Image: Janis Nicolay | Design: Joanna Vagelatos
Bright and white and warm and welcoming? This East Vancouver home is that and more thanks to classic materials, splashes of colour and fuss-free style.
A stroll through Vancouver’s newly revitalized Kensington-Cedar Cottage neighbourhood is an apt prelude to visiting one of its coolest houses.
Like its vibrant buzzy surroundings, this new build home is contemporary, inviting and family-friendly – adjectives that please designer Joanna Vagelatos. “When I first saw the plans for this 2,700-square-foot house, I imagined a space that was welcoming yet streamlined,” she says. “Sort of modern and warm at the same time.”
The designer worked closely with the homeowners, a couple with two small children, to get the balance right. “One of the owners loves design and was fully involved in every aspect of the build,” says Joanna. “Her vision to keep the space bright and white became mine.”
The pair began by making minor tweaks to the first floor’s open plan. “In the living room, there were small upper windows on either side of the fireplace,” says the designer. “It may seem counterintuitive to remove windows, but doing so achieved a cleaner look and allowed us to maximize storage by building a floor-to-ceiling cabinet on one side that now hides the TV and its components.” The other side was fitted with a floating shelf and a built-in storage bench that keeps the kids’ toys and games out of sight.
In the kitchen, they added an island, which was built to both satisfy aesthetic desires and accommodate the wear and tear of little ones. “With kids in the house, an all-white island was a recipe for disaster – it would show every little kick and scuff mark,” says Joanna. Not wanting to sacrifice white, she came up with a savvy solution. “I created a recessed panel on the front of the island, where the children sit, and covered it with the white oak used for the floorboards but applied in a herringbone pattern. It worked out perfectly.”
Mindful of maintaining the sleek-meets-laid-back dynamic, Joanna chose Benjamin Moore’s Simply White for the walls, saying, “It’s super clean yet has a slightly warm undertone.” For contrast, the owners’ inherited art collection suggested the introduction of a cool colour. All of the works have blue tones, which subtly wound their way into every room. In the living area, it’s cornflower-hued toss cushions; in the master suite, it’s a dreamy azure wallcovering.

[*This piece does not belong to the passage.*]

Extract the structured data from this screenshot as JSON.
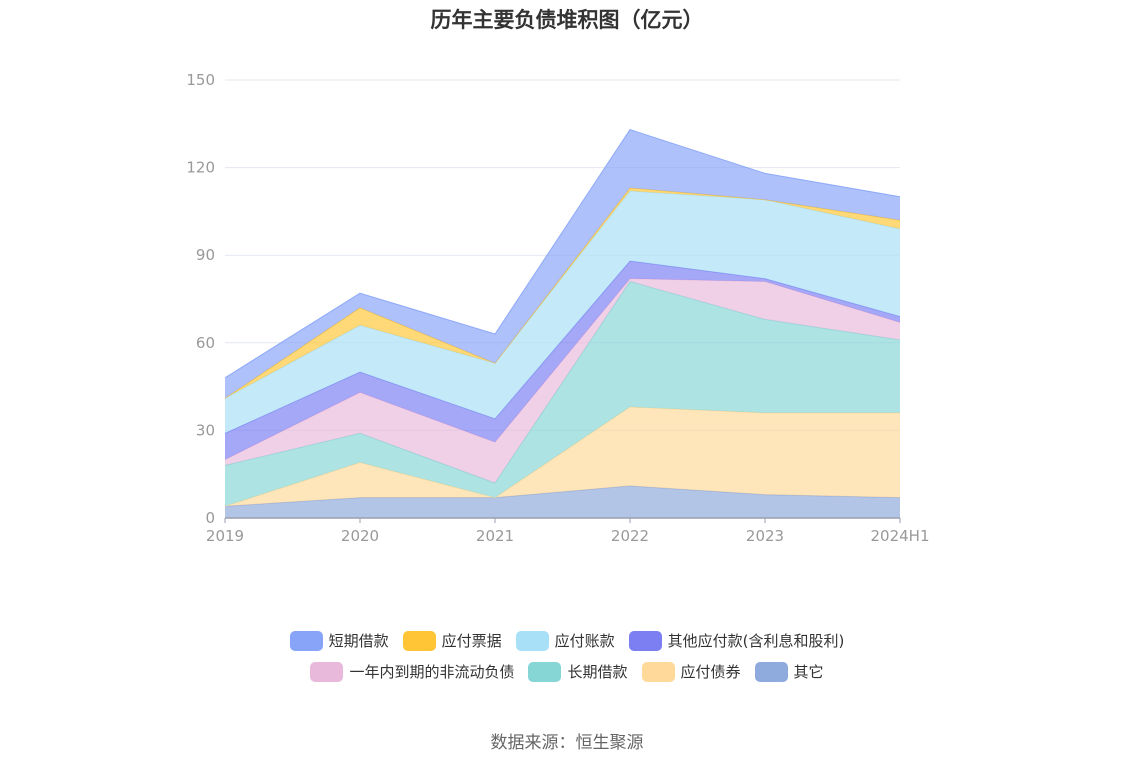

Blue is even an undertone in the show-stopping marble-esque porcelain slab used in the kitchen backsplash and on the fireplace’s dramatic facade. “We planned on using real stone on the fireplace, but when we saw this look-alike, we fell in love,” says Joanna. Its veining and generous proportions create a spectacular effect that’s luxurious and livable, an equation the designer nails. “I’d describe this house as transitional modern. It’s got classic and contemporary features, but it’s still casual enough for a young family. Oh, and it’s pretty cool, too.”
The private leafy backyard allowed Joanna to forgo window coverings in most rooms, including the kitchen. With the homeowners’ input, the designer planned out custom cabinetry with everyday living in mind. “The top drawers are shallow for storing cutlery, utensils and napkins, while the bottom ones are deeper to house pots and dishes,” she says. The white finish creates an expansive feel, while the hardware adds definition. “I chose black pulls and handles because they give the eye a focal point,” says Joanna. The stainless steel range also helps break up all the white. Picking up on the appliance’s silvery hue and referencing the living room’s fireplace for continuity, a marble-look porcelain slab backs the range wall. At the other end of the room, the framed piece by artist Toni Onley was the initial inspiration for introducing touches of blue throughout the house.
Passed-down artwork is casually leaned on the living room’s floating shelf. Below it is a storage bench designer Joanna Vagelatos had built in. Colourful and patterned toss cushions, a furry throw and a woven basket lend warmth and natural texture to the mostly white space.
Joanna balanced the impactful veined porcelain slab on the fireplace with an open-legged side table and sofas for a light and airy feel. Artfully placing the owners’ clear coffee table over a soft pouffe layers in interest.
An inherited acrylic painting by West Coast artist Carol Haigh overlooks the dining area. Joanna updated the table, which the owners received as a wedding present, by refinishing the top and replacing its wooden legs with mod black steel ones. “This is the main eating area, so it had to feel casual,” she says.
The master bedroom’s peaceful wall mural brings the blue accents upstairs. “The owners love skiing, so this paper was perfect. And there’s a view of the mountains outside the window, so it also references that.” Low-hung sconces and a low-profile headboard don’t compete with the scenic effect.